Les difficultés du métier
À l’heure actuelle, le trois quarts des vendeurs itinérants sont situés dans trois secteurs du centre-ville, soit University-Rosedale, Toronto Centre et Spadina-Fort York.
Cependant, l’étude effectuée par le comité révèle que les vendeurs de rue toujours actifs peinent à survivre avec l’augmentation des coûts d’exploitation.
Pour ce faire, le comité propose également d’assouplir les règles encadrant les exploitants de camions de cuisine de rue, les artistes ainsi que les vendeurs de rue.

Certaines zones d’amélioration commerciales craignent que l’arrivée de vendeurs de rue fasse concurrence aux restaurateurs et commerçants du centre-ville. (Photo d’archives)
Photo : Radio-Canada / Lyne-Françoise Pelletier
Par exemple, les fonctionnaires recommandent aux conseillers de prolonger de 5 à 12 heures la période durant laquelle les camions de rue peuvent demeurer au même endroit.
La Ville veut aussi réduire les coûts et frais associés à l’obtention de permis.
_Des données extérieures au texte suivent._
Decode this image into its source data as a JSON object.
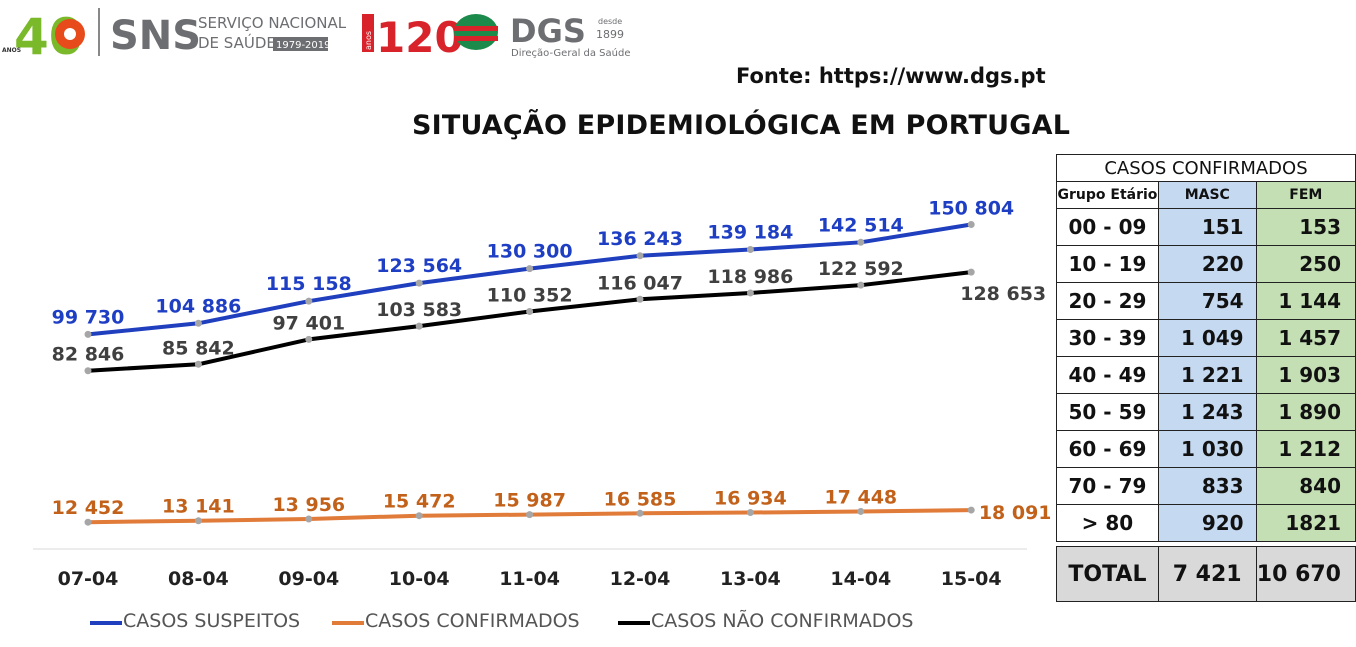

En ce moment, les vendeurs de rue de Toronto payent leur permis entre 3000 et 7000 $ annuellement, alors qu'à Vancouver, par exemple, ce permis coûte entre 1100 $ et 1600 $ par année.
Les vendeurs de rue de Toronto sont sujets à des frais d’exploitation beaucoup plus élevés que dans les autres grandes villes canadiennes, et même américaines.
L’idée ne fait pas l’unanimité
Toutefois, l’idée de rouvrir les rues du centre-ville à de nouveaux vendeurs itinérants ne plaît pas à tous.
Certaines zones d’amélioration commerciales (BIA) croient que l’arrivée de nouveaux vendeurs de rue risque de faire concurrence aux restaurateurs et commerçants du centre-ville, d’après les réponses que le Comité a reçues.
En réponse à ces préoccupations, le personnel recommande aux conseillers de délimiter une zone tampon de 25 mètres autour des restaurants, advenant que le Conseil aille de l’avant avec le projet. Le même règlement s'appliquerait aussi aux vendeurs itinérants de bijoux ou de souvenirs, par exemple.